Aprende-se nas escolas brasileiras que Joaquim José da Silva Xavier, o Tiradentes, nasceu na Fazenda Pombal, entre a Vila São José das Mortes, hoje cidade de Tiradentes e São João Del Rei, em 12/11/1746, que foi e ainda é o herói ou mártir da Inconfidência Mineira, um herói nacional, Patrono da Nação Brasileira; que a referida Inconfidência foi o primeiro passo dado para a Independência do Brasil.

Tiradentes era o apelido de Joaquim José da Silva Xavier, um alferes, cargo militar da época colonial, que também exerceu a profissão de dentista, foi Maçom e participou ativamente de um dos principais movimentos de contestação do poder que a coroa portuguesa exercia sobre o Brasil Colônia, a Inconfidência Mineira. O referido movimento foi articulado nos anos de 1788 e 1789 e foi permeado de ideias provindas do iluminismo que se alastrou pela Europa, na segunda metade do século XVIII.

Os inconfidentes de Minas Gerais geralmente integravam, com exceção de poucos, a elite cultural e social daquela região, como era o caso do poeta Tomás Antônio Gonzaga, ou então ocupavam postos militares ou exerciam profissões liberais, como era o caso de Tiradentes.
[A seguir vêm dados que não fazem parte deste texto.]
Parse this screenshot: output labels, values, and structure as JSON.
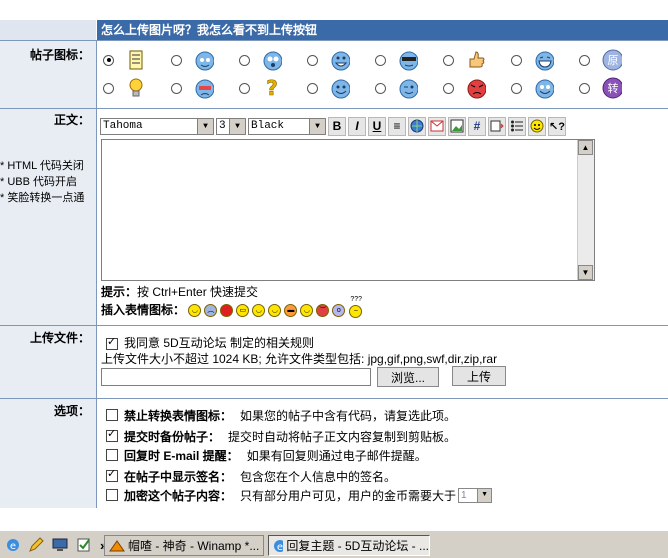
{
  "header": {
    "title": "怎么上传图片呀？我怎么看不到上传按钮"
  },
  "labels": {
    "icon": "帖子图标：",
    "body": "正文：",
    "upload": "上传文件：",
    "options": "选项："
  },
  "side_notes": [
    "* HTML 代码关闭",
    "* UBB  代码开启",
    "* 笑脸转换一点通"
  ],
  "editor": {
    "font": "Tahoma",
    "size": "3",
    "color": "Black",
    "buttons": [
      "B",
      "I",
      "U"
    ],
    "hint_label": "提示：",
    "hint_text": "按 Ctrl+Enter 快速提交",
    "emote_label": "插入表情图标：",
    "emote_last": "???"
  },
  "icon_options": {
    "selected": 0,
    "badges": [
      "原",
      "转"
    ]
  },
  "upload": {
    "agree_text": "我同意 5D互动论坛 制定的相关规则",
    "limit_text": "上传文件大小不超过  1024 KB; 允许文件类型包括: jpg,gif,png,swf,dir,zip,rar",
    "browse": "浏览...",
    "submit": "上传"
  },
  "options": [
    {
      "label": "禁止转换表情图标：",
      "desc": "如果您的帖子中含有代码，请复选此项。",
      "checked": false
    },
    {
      "label": "提交时备份帖子：",
      "desc": "提交时自动将帖子正文内容复制到剪贴板。",
      "checked": true
    },
    {
      "label": "回复时  E-mail 提醒：",
      "desc": "如果有回复则通过电子邮件提醒。",
      "checked": false
    },
    {
      "label": "在帖子中显示签名：",
      "desc": "包含您在个人信息中的签名。",
      "checked": true
    },
    {
      "label": "加密这个帖子内容：",
      "desc": "只有部分用户可见，用户的金币需要大于",
      "checked": false
    }
  ],
  "encrypt_value": "1",
  "taskbar": {
    "chevron": "»",
    "item1": "帽喳  - 神奇 - Winamp *...",
    "item2": "回复主题 - 5D互动论坛 - ..."
  }
}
O que dava unidade ao grupo eram ideias como a de liberdade e igualdade, ideias essas que também fomentaram a Revolução Francesa, em 1789, além do anseio pela emancipação e independência com relação à Coroa Portuguesa, à época governada pela Rainha D. Maria, “A louca”.
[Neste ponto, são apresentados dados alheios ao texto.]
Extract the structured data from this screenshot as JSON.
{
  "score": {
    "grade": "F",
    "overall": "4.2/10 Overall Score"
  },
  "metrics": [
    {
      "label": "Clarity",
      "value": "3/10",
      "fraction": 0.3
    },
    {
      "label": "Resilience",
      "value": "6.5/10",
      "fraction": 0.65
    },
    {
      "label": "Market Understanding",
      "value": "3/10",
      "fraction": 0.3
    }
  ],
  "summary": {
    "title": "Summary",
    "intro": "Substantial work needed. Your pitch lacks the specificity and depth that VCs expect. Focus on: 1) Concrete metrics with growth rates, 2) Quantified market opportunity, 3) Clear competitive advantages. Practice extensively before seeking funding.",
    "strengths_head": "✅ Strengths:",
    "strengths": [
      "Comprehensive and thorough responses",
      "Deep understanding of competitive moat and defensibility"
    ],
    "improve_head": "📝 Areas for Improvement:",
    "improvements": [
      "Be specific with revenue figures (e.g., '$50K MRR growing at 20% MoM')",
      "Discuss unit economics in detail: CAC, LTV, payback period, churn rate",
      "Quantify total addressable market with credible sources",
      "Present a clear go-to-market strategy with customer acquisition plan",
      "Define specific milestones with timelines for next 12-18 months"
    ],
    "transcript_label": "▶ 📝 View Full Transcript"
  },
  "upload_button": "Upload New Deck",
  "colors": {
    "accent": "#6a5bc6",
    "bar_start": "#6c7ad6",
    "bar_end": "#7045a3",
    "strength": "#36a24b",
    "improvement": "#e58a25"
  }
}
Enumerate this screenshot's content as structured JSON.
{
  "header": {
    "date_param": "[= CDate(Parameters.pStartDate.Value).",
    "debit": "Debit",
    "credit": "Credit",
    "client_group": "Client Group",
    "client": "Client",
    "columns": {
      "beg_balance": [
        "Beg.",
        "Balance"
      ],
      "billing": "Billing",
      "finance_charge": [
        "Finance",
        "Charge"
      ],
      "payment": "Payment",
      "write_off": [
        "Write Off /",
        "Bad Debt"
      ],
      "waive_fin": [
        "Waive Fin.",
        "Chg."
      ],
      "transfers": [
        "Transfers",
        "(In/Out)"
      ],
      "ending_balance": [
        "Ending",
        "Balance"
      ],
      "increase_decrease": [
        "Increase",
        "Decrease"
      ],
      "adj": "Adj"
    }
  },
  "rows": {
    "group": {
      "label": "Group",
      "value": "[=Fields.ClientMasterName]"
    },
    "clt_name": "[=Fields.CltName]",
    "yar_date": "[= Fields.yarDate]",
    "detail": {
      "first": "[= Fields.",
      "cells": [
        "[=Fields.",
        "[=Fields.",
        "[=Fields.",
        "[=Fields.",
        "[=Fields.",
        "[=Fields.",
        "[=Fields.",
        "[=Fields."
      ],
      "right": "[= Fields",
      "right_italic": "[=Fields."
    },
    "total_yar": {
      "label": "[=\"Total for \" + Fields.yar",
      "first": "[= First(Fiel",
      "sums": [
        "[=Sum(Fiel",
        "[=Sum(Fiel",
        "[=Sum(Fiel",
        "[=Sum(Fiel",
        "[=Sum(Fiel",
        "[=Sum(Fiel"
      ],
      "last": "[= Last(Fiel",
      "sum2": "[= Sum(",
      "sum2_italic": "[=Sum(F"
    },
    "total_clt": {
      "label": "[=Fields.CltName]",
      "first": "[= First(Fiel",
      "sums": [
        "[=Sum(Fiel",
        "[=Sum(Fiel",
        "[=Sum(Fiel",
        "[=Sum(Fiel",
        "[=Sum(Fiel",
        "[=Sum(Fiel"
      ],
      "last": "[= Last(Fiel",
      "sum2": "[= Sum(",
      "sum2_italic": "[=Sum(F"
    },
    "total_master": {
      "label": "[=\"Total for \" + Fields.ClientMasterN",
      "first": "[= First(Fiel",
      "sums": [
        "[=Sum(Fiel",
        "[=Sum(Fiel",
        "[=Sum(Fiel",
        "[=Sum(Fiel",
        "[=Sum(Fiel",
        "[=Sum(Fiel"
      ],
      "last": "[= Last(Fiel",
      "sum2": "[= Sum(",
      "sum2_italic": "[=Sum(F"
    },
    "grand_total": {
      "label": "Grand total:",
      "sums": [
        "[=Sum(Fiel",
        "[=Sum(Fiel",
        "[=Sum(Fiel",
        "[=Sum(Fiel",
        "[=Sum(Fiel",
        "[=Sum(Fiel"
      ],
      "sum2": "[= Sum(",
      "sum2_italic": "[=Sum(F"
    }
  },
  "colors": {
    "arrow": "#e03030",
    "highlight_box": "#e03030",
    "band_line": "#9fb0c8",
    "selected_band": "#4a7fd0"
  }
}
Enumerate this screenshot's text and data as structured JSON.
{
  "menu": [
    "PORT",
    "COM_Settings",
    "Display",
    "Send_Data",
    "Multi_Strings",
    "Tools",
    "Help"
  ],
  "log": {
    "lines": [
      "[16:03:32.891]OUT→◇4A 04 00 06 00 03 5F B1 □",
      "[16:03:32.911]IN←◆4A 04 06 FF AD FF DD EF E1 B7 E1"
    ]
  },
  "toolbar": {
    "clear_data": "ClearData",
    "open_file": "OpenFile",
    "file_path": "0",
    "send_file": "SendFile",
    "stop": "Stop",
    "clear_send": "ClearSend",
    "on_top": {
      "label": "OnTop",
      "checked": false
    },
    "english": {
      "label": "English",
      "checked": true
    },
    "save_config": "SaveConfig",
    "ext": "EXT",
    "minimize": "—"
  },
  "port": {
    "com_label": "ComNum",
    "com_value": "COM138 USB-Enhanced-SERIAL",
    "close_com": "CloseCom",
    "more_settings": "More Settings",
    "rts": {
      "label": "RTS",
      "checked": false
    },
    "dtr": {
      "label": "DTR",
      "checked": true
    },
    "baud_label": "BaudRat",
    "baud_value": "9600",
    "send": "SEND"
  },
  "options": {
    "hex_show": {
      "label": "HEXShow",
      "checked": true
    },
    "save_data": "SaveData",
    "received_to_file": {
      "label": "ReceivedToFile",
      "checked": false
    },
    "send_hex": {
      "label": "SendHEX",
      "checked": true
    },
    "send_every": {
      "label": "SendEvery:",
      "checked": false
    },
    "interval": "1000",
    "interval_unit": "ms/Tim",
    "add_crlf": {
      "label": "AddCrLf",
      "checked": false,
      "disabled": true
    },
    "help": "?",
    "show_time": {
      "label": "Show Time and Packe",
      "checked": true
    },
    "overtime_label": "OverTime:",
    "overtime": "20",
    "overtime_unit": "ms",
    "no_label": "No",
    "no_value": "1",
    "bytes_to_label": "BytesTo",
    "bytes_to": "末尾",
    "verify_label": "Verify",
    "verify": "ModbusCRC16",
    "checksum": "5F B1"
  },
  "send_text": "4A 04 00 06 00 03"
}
Os planos de insurgência contra o governo local em Minas Gerais, representado por Visconde de Barbacena, foram articulados em 1788 e tiveram como estopim a política de cobrança de impostos sobre a produção aurífera e sobre os rendimentos que ganhava cada pessoa de compunha a população de Minas. Esse último imposto era conhecido pelo nome de derrama. Apesar de terem uma organização bem elaborada, os Inconfidentes acabaram por ser delatados por Silvério dos Reis, um devedor de tributos que, com a denúncia, acreditava poder sanar suas dívidas com a coroa.
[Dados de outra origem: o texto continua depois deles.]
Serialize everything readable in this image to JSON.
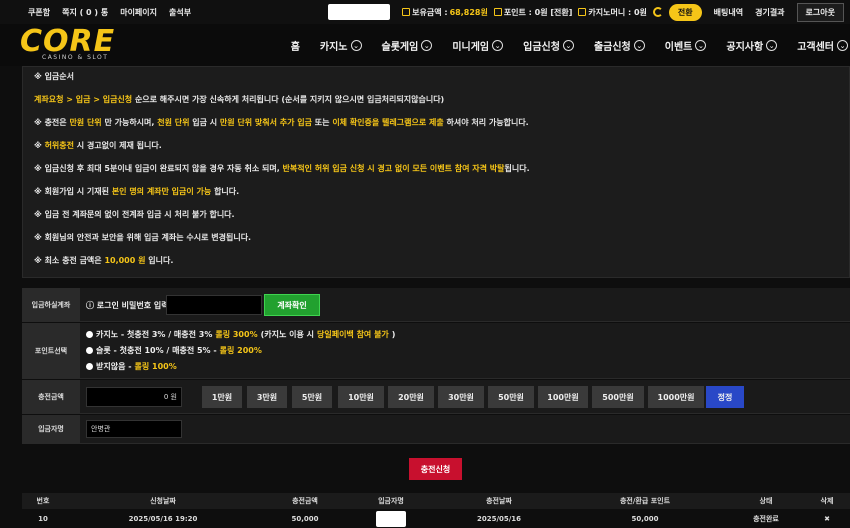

Todos os inconfidentes foram presos. Tiradentes foi apanhado no Rio de Janeiro. O processo contra eles e as respectivas penas foi concluído em 1792, no dia 18 de abril. Os principais líderes receberam a pena de banimento, ou seja, expulsão do país. Tiradentes, ao contrário, foi enforcado no dia 21 de abril e seu corpo foi esquartejado e sua cabeça exibida em praça pública, na principal de Ouro Preto.

Por muito tempo a morte de Tiradentes foi compreendida como a de um rebelde, como típico exemplo de retaliação absolutista. Contudo, após a Independência do Brasil e a Proclamação da República Brasileira, a imagem de Tiradentes foi recuperada e louvada com a de um herói da Pátria, já que lutou pela sua liberdade até a morte.

Um exemplo dessa imagem foi a instalação, na cidade de Ouro Preto – MG, em 1867, do primeiro monumento a Tiradentes. Outro exemplo foi a pintura de Pedro Américo do quadro “Tiradentes Esquatejado”, em 1893, que traduz a imagem idealizada do martírio.
Em 1985, o Presidente Castelo Branco contribuiu para o reforço dessa imagem do herói Tiradentes, sancionando a Lei nº 4.897, de 09/12, que instituiu o Dia 21 de Abril como Feriado Nacional e Tiradentes como, oficialmente, Patrono da Nação Brasileira e também das Polícias Militares nos Estados. Ele foi inscrito no Livro dos Heróis da Pátria em 21/04/1992. Dia 21 de abril é o Dia de Tiradentes.

*Colaborador, registro DRT/MA nº 53. Membro fundador do Instituto Histórico da Maçonaria Maranhense – IHMM e seu primeiro presidente. Site www.osvaldopereirarocha.com.br

"Não existe caminho para a paz. A paz é o caminho"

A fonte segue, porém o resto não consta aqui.